25 En de vergadering zal den doodslager redden uit den hand des bloedwrekers, en de vergadering zal hem doen wederkeren tot zijn vrijstad, waarheen hij gevloden was; en hij zal daarin blijven tot den dood des hogepriesters, dien men met de heilige olie gezalfd heeft.
26 Doch indien de doodslager enigzins zal gaan uit de palen zijner vrijstad, waarheen hij gevloden was,
27 En de bloedwreker hem zal vinden buiten de palen zijner vrijstad; zo de bloedwreker den doodslager zal doden, het zal hem geen bloedschuld zijn.
28 Want hij zou in zijn vrijstad gebleven zijn tot den dood des hogepriesters; maar na de dood des hogepriesters zal de doodslager wederkeren tot het land zijner bezitting.
29 En deze dingen zullen ulieden zijn tot een inzetting van recht, bij uw geslachten, in al uw woningen.
30 Al wie de ziel slaat, naar den mond der getuige zal men den doodslager doden, maar een enig getuige zal niet getuigen tegen een ziel, dat zij sterve.
31 En gij zult geen verzoening nemen voor de ziel des doodslagers, die schuldig is te sterven; want hij zal zekerlijk gedood worden.
32 Ook zult gij geen verzoening nemen voor dien, die gevlucht is naar zijn vrijstad, dat hij zou wederkeren, om te wonen in het land, tot den dood des hoge priesters.
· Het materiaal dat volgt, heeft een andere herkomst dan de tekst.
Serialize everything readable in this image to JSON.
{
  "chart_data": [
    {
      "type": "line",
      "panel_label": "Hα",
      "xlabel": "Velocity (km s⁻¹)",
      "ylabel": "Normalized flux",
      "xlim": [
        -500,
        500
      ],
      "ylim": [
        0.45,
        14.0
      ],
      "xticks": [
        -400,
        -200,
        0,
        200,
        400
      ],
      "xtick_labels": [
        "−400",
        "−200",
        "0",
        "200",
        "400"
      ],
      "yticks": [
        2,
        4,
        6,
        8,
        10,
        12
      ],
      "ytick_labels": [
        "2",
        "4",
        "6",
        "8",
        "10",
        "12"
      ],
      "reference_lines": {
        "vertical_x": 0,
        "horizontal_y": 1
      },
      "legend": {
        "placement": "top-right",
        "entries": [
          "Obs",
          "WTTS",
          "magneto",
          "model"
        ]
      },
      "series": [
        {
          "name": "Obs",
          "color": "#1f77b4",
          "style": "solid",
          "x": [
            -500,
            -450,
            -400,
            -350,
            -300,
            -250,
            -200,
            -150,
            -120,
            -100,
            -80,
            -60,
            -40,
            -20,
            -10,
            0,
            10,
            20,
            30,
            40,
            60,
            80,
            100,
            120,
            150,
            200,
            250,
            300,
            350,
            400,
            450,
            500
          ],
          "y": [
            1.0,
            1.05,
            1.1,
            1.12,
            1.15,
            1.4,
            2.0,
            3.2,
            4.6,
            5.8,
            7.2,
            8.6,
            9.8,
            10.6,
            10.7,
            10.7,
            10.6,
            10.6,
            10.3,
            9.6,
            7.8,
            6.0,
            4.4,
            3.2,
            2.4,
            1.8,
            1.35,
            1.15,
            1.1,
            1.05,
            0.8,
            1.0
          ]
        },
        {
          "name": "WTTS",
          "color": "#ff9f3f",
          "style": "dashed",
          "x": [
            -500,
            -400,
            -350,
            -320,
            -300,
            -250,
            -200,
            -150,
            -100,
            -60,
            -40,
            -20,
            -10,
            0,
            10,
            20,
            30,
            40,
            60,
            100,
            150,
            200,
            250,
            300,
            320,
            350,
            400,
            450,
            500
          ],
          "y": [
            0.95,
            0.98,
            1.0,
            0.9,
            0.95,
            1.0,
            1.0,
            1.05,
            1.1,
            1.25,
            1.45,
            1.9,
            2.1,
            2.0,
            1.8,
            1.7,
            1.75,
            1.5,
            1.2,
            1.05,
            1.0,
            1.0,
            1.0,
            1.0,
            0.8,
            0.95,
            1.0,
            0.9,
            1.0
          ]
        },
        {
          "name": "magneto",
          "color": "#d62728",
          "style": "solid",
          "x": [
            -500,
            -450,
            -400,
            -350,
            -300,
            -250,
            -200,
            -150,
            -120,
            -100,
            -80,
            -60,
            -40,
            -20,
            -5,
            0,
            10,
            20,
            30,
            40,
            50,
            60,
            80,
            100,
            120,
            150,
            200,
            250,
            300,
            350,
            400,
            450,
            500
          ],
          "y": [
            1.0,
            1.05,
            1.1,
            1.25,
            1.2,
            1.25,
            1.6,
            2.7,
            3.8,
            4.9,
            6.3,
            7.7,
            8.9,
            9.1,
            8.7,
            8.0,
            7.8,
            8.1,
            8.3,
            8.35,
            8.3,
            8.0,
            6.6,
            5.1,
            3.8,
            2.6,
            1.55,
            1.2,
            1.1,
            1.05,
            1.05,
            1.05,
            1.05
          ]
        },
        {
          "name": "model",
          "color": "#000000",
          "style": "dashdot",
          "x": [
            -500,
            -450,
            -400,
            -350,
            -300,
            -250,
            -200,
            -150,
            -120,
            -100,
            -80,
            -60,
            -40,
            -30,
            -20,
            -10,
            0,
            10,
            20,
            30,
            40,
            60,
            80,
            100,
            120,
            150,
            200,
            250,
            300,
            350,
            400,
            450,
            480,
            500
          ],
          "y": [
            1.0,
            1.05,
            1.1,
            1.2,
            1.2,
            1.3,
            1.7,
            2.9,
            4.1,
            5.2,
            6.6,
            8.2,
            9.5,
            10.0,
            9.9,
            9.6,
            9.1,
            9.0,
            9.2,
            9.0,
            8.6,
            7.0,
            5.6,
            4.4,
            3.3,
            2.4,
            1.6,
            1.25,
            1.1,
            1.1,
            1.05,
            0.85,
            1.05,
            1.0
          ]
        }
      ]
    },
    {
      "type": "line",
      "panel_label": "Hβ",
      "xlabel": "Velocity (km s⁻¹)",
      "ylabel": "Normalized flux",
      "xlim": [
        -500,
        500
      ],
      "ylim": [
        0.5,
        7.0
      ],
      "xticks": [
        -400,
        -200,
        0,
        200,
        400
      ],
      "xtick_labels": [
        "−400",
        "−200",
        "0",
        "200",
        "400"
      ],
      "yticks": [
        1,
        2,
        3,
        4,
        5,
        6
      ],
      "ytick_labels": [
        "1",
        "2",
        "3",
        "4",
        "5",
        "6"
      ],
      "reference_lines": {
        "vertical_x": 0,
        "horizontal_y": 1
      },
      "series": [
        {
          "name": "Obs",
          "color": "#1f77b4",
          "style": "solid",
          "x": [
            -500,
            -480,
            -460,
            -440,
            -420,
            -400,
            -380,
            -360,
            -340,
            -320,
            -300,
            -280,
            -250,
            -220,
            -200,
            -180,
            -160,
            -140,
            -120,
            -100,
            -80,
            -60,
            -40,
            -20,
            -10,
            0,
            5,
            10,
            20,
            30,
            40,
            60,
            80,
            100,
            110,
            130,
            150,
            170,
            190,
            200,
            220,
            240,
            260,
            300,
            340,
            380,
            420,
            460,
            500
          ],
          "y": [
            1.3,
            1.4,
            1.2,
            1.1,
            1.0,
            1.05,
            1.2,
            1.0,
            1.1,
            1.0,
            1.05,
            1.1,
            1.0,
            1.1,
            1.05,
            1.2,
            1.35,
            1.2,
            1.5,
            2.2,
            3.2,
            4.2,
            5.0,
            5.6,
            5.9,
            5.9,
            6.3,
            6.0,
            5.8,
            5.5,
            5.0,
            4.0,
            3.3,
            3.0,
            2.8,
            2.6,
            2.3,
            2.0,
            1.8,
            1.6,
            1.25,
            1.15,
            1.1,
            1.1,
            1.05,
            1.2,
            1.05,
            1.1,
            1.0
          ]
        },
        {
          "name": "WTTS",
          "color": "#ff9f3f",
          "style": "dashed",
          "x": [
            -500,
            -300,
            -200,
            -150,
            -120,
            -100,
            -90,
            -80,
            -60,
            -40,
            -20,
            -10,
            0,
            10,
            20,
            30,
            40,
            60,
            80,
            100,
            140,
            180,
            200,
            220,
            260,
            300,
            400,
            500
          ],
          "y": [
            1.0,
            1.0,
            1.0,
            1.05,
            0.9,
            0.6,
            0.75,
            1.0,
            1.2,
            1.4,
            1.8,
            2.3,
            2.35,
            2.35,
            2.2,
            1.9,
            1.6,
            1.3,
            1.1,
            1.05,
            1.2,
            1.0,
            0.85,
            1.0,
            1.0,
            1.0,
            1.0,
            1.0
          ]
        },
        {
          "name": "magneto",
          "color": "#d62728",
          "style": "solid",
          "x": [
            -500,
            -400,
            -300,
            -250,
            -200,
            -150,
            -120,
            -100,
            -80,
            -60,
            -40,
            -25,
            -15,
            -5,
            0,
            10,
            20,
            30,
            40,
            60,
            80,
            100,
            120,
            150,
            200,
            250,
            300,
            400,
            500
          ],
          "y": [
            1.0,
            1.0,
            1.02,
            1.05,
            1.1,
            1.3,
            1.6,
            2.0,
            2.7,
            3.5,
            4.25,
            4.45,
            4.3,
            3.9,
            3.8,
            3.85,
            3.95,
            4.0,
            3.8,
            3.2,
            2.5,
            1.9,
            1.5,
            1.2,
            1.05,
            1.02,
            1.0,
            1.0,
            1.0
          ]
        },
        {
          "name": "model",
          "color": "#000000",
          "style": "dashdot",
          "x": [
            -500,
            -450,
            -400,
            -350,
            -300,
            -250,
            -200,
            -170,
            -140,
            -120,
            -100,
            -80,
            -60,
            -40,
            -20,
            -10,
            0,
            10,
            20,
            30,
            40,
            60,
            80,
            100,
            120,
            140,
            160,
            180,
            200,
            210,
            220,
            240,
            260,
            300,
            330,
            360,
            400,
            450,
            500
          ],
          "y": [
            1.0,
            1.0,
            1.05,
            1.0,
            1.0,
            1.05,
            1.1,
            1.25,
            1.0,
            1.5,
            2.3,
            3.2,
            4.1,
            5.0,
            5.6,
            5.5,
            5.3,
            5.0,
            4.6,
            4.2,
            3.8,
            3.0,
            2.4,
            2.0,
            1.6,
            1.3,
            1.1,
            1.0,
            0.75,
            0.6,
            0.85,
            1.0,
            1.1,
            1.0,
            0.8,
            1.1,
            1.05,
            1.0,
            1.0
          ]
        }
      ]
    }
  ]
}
33 Zo zult gij niet ontheiligen het land, waarin gij zijt; want het bloed ontheiligt het land; en voor het land zal geen verzoening gedaan worden over het bloed, dat daarin vergoten is, dan door het bloed desgenen, die dat vergoten heeft.
34 Verontreinigt dan het land niet, waarin gij gaat wonen, in welks midden Ik wonen zal; want Ik ben de HEERE, wonende in het midden der kinderen Israels.